魔族は大魔王の力で生み出された魔法生物だが、魔物は天然で生まれた存在だ。人間が動物と魔物を分けて呼んだだけで、境界や定義すら曖昧だ。
魔族は邪悪な心をインプットされた存在だが、魔物はそうではない。魔物が人を襲うとしても、それはスズメバチや羆が人を襲うのと同義で、大魔王による悪意ではない。

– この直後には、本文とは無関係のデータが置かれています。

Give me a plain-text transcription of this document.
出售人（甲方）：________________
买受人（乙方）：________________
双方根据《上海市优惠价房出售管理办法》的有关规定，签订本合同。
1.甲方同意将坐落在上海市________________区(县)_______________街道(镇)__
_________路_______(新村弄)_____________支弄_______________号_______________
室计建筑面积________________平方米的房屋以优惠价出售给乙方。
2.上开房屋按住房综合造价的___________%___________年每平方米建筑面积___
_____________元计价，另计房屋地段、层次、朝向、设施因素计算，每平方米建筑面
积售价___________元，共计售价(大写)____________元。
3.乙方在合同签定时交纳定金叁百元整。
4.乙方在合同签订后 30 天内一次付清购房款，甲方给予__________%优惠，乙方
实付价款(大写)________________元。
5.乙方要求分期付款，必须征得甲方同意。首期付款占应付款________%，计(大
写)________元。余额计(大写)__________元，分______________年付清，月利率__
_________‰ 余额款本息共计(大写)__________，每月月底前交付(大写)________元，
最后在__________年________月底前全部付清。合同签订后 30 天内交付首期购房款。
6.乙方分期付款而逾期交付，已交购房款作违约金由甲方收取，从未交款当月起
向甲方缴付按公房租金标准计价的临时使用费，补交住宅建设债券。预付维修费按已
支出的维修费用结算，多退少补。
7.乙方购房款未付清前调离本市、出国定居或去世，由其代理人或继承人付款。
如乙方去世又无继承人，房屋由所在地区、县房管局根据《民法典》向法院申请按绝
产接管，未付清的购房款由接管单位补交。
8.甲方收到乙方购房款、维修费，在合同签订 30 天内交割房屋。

むろん人を襲わない魔物もたくさんいる。彼らもその中の一つという事になる。
「そんなある日……二週間ほど前の事です。村にケセフと名乗る道化師風の男がやってきて、魔王軍に加わるよう脅しを掛けたのです。もし要求に従わなければ、大ケガをするぞ……と」
魔王軍の幹部ケセフが、大魔王の使者として村を訪れた事を明かす。
「むろん我らは、そんな脅しには屈しないぞ! と声を荒らげて断りました。すると彼はそれなら仕方ないと意味深に笑い、大人しく引き上げたのです。その日はそれでカタが付きました。ですがその日を境に、スライムが村を襲うようになったのです」
ケセフの誘いを断った事、それによって魔族の脅威に晒されるようになった事実を告げる。
「ケセフはザガート様によって倒されたと、風の噂でお聞きしました。ですが魔族の攻撃が止む事はありません。彼らは我ら一族が魔王軍に加わらぬ限り、村を攻撃し続けるつもりのようです……」
今もなお魔族の攻撃を受けている事を口にする。
村の惨状を伝える長老の表情は暗い。一族の未来に悲嘆したようにガックリと肩を落とし、見るからにショボくれた顔になる。
「……お願いですッ! ザガート様ッ! どうか……どうかスライムを倒し、村を救って下さいッ! もはや我らの力ではどうにもならないのです! 貴方様にヤツを倒して頂くしか、我らが助かる道は無いのですッ!!」
突如目をグワッと見開いた鬼の形相になると、地に膝をついて土下座する。何度も願いの言葉を叫びながら、深く頭を下げる。何としても訴えを聞いてもらおうと必死になる。
「ザガート様ッ!」
「どうか我らをお救い下さいッ!!」
他のリザードマンも後に続くように跪く。その場にいた全てのトカゲが、神に祈るように平伏する。次々に村を救って欲しい願いが口から飛び出す。
その姿から、彼らがどれだけ深く追い詰められたかが痛いほどよく伝わる。